Итак, мы остановились с вами у входа в дом № 81 по улице Брута.

…В тесной горенке не спеша кончают обед. Из-за стола поднимается навстречу мне высокий застенчивый старик. Он двигает громадные шлепанцы-пантуфли. Все в нем исполнено радушия и мягкого внимания. Большие, совсем детские глаза, отвыкшие удивляться, но еще сохранившие ласковую пристальность любопытства, разглядывают вошедшего.

– Циолковский, – коротко говорит он.

Его медленный, как бы мерцающий голос мучительно слаб, он доходит словно очень издалека.

– А мы только что пообедали… Чем же угостить вас?
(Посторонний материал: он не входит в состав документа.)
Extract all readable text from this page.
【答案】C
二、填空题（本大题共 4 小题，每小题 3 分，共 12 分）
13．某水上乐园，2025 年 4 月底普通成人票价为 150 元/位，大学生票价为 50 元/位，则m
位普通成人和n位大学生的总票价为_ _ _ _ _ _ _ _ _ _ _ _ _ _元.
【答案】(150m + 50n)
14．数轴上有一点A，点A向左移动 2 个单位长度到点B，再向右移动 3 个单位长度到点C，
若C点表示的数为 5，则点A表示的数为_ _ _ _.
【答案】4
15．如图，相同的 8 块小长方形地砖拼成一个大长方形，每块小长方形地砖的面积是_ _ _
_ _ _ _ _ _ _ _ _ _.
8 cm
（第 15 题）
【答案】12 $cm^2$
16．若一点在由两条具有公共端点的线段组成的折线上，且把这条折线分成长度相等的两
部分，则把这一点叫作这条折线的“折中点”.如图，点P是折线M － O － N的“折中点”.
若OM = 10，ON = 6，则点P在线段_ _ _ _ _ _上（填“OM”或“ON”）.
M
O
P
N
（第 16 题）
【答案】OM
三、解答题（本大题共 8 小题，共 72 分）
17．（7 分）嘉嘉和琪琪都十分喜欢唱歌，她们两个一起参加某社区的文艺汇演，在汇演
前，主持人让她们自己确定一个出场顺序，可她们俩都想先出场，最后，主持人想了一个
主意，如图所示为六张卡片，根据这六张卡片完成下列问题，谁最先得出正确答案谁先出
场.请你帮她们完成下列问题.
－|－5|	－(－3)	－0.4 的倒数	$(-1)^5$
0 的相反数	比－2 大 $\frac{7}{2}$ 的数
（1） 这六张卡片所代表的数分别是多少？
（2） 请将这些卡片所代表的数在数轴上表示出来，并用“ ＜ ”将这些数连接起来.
Щец не желаете ли? Ну вот хоть яблочко возьмите. А вы молчите, молчите! Я все равно эдак ничего ровнехонько не слышу. Поэтому не старайтесь, не расслышу. Идемте ко мне наверх. Вот возьму там трубу, тогда и потолкуем, тогда и представитесь. Пожалуйста.

Он показывает мне худой рукой куда-то в сторону и вверх. Пропускает меня вперед. И вот я карабкаюсь по головоломно крутой лесенке, о которой, впрочем, уже до меня написано гораздо больше строк, чем насчитывается ступенек на ней.

На мансарде, в небольшой выбеленной светелке, царят книги и рукописи. Золототисненный массив энциклопедий, стопки сочинений Чехова, Мамина-Сибиряка, Ибсена.

За окошком обмелевшая Ока тужится протолкнуть плот через свое пересохшее горло.

Циолковский совсем не так дряхл, как это мне показалось с первого взгляда. Как легко он взлетел по крутой лесенке к себе в рабочую комнату! Он деятелен и смешлив, он усаживает меня, без усилий пододвигает себе большое кресло, устраивается в нем и затем вооружается огромной, почти метровой длины жестяной трубой в виде воронки с длинным узким горлышком. В раструбе воронки я вижу паутинку.